Сёма вспомнил, как страшной зимой сорок восьмого умирал в больничном бараке. Хорошо, врач попался толковый (тоже из аидов, кстати), выходил, с того света, можно сказать, вытащил. Совершенно замечательный человек, великолепный просто, гениальный. Вечно буду ему благодарен, вечно буду кланяться в ноги… я ведь не просто помирал, я там с ума сходил, всякую нечисть в бреду видел, до сих пор как вспомню – мороз по коже, будто мало мне десяти лет вечной мерзлоты. Да и вообще – то и дело бросает в озноб, даже когда тверёзый, словно я навек продрог там, куда облака плывут. Облакам-то хорошо, им там, наверху, тепло, наверное, а у меня – вечный холод, вечный шум шмона, безжалостный блеск льда… ох, недаром я почитай лет двадцать в тех краях оттрубил. За что наша советская Родина и дала мне почётную копеечную пенсию, как миллионам других, кто взял и вернулся, не сгинул там, где должен был. И дважды в месяц, когда я пропиваю эти гроши, четвёртого и двадцать третьего числа, я представляю, что вместе со мной полстраны так же сидит в кабаках по всей Руси, смотрит на небо и видит, как плывут на восток облака, словно наша память.

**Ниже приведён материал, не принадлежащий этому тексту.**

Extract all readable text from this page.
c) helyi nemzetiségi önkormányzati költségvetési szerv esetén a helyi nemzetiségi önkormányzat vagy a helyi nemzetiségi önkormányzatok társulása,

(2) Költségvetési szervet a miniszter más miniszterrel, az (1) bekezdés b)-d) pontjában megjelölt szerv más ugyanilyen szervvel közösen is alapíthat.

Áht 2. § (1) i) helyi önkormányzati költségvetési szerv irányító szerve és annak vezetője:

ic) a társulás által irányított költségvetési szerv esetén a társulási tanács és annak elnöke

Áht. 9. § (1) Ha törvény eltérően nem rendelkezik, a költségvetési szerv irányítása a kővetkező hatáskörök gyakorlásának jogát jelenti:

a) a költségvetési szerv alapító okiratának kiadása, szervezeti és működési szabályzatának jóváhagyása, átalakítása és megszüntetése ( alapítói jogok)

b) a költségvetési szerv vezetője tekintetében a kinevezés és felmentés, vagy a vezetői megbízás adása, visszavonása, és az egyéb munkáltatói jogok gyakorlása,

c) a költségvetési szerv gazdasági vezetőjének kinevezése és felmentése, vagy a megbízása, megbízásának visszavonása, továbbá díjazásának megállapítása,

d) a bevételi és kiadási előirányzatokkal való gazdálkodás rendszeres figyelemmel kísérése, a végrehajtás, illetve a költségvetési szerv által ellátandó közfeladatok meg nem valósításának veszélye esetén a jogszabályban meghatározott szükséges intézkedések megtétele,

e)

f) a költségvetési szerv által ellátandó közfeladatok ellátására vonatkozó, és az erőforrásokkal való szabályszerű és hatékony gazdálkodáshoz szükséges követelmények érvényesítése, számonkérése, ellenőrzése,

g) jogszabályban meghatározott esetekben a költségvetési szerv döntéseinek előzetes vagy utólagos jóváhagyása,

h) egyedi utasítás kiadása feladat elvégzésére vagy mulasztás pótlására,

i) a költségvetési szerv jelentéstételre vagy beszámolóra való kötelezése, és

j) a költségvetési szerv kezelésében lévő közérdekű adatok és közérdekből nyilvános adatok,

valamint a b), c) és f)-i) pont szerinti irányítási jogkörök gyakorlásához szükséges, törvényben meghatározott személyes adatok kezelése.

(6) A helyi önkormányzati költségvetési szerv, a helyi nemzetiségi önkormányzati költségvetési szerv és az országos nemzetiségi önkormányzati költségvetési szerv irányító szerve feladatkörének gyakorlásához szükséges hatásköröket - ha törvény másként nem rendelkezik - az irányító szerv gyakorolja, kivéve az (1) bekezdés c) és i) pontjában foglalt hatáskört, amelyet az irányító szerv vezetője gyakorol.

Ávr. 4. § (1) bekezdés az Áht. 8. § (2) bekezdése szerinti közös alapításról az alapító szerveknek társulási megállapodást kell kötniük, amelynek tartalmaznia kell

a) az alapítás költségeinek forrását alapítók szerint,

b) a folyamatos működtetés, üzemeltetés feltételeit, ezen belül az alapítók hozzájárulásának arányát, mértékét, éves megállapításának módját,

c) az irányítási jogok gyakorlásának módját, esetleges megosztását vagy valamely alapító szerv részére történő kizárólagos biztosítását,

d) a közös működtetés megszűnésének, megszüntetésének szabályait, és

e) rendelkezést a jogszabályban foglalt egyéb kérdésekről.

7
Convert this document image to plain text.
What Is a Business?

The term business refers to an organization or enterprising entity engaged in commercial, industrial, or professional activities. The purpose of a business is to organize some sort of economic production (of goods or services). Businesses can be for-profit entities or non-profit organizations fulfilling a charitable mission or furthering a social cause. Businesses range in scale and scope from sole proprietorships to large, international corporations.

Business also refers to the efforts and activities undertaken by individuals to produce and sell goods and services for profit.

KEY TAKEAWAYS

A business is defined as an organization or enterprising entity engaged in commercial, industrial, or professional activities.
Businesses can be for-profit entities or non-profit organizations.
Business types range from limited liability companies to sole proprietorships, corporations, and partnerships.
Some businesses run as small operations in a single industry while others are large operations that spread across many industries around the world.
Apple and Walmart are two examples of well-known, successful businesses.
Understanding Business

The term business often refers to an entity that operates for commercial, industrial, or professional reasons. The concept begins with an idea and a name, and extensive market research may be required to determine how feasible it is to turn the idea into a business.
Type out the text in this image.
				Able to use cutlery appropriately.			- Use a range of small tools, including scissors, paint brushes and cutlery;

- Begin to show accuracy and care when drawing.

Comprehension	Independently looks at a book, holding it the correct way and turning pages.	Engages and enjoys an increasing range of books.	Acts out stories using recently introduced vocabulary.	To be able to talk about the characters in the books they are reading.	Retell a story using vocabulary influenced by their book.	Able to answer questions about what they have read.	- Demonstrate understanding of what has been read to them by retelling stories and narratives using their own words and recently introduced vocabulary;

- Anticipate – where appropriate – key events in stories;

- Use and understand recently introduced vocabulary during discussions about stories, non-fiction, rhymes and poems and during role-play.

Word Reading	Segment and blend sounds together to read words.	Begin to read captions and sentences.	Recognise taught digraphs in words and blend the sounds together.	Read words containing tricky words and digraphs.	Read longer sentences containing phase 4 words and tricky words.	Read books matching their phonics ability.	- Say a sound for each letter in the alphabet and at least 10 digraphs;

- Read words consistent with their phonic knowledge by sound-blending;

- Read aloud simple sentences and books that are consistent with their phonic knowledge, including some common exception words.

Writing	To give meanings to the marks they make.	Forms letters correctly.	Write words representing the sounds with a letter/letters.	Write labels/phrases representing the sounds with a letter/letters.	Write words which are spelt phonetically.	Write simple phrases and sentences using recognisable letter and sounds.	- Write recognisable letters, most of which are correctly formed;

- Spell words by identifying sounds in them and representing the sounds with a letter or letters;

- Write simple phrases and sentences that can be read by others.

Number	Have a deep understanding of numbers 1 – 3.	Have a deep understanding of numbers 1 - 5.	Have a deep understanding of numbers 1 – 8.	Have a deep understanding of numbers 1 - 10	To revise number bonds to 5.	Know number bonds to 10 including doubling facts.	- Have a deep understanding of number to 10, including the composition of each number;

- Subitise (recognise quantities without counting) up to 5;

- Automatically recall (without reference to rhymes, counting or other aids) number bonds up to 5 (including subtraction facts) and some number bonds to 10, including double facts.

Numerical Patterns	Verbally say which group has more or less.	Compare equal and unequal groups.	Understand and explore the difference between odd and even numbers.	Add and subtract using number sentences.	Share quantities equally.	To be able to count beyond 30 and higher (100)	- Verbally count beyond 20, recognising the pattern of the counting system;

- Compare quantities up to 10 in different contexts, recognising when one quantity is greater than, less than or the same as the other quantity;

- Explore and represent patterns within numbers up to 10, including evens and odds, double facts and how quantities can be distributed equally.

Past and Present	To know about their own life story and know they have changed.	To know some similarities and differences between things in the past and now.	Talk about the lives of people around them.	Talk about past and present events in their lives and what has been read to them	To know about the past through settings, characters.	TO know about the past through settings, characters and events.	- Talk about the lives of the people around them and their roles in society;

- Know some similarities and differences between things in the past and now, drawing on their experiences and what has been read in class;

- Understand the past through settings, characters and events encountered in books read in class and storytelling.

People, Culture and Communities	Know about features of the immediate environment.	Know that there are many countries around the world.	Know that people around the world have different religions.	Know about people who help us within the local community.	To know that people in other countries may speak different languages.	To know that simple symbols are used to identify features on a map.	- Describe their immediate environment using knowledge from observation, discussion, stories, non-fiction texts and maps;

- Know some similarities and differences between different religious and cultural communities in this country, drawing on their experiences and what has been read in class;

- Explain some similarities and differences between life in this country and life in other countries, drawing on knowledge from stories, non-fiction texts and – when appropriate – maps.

Сёма выпил остатки коньяка, посмотрел на темнеющее небо, поёжился – то ли внутренний холод, то ли вечереет, – махнул рукой подавальщице и поплёлся в зал ресторана. Выбрав свободный столик, он заказал ещё двести грамм и, сам не зная зачем, ещё и ананас – мол, гулять так гулять! Как там говорил Маяк – глашатай, блядь, революции, человек-верста – «ешь ананасы, рябчиков жуй, день твой последний приходит, буржуй!». Много кому с тех пор пришёл последний день, вот и Владим Владимыч мозги себе вышиб. Может, кстати, и правильно сделал, а то отправился бы, не ровен час, туда, откуда мы все родом, был бы сейчас ещё один репрессированный поэт, как Мандельштам или Табидзе. А так, вон, даже площадь его имени, молодёжь там стихи читает, подражают ему, пишут в столбик.
Вовремя умереть – большое дело. Памятники, собрания сочинений. Слава!
Принесли графинчик и нарезанный ломтиками ананас. Сёма быстро выпил – за Маяковского! Или ну его на хер, лучше за тех, кому памятников не поставят. Вон, Вилли Брандт в Освенциме штаны подтянул и на колени стал – а перед теми, кто сгинул в лагерях, никто ни знамён не приспустит, ни на колени не бухнется. Ни памятников, ни мемориалов – вместо этого штабеля лесосплава, вырубленный лес, и мы сами – как щепки – разлетелись во все стороны.
Может, подумал Сёма, написать обо всём этом? Про Освенцим, про Каму и Обь, про Потьму. Про тех, в чью память горит вечный огонь, и про тех, от кого даже имени не осталось? Да как-нибудь напишу, только с силами соберусь.
Он налил ещё коньяку, закусил ананасом, огляделся.
Шалман гулял. Несколько алкашей, с красными, как у кроликов, глазами, под столом разливали водку в кружки с пивом. С соседнего столика доносился женский визг и пьяная матерщина. Это ж не просто четвёртое, сообразил Сёма, это суббота, вот народ и гуляет.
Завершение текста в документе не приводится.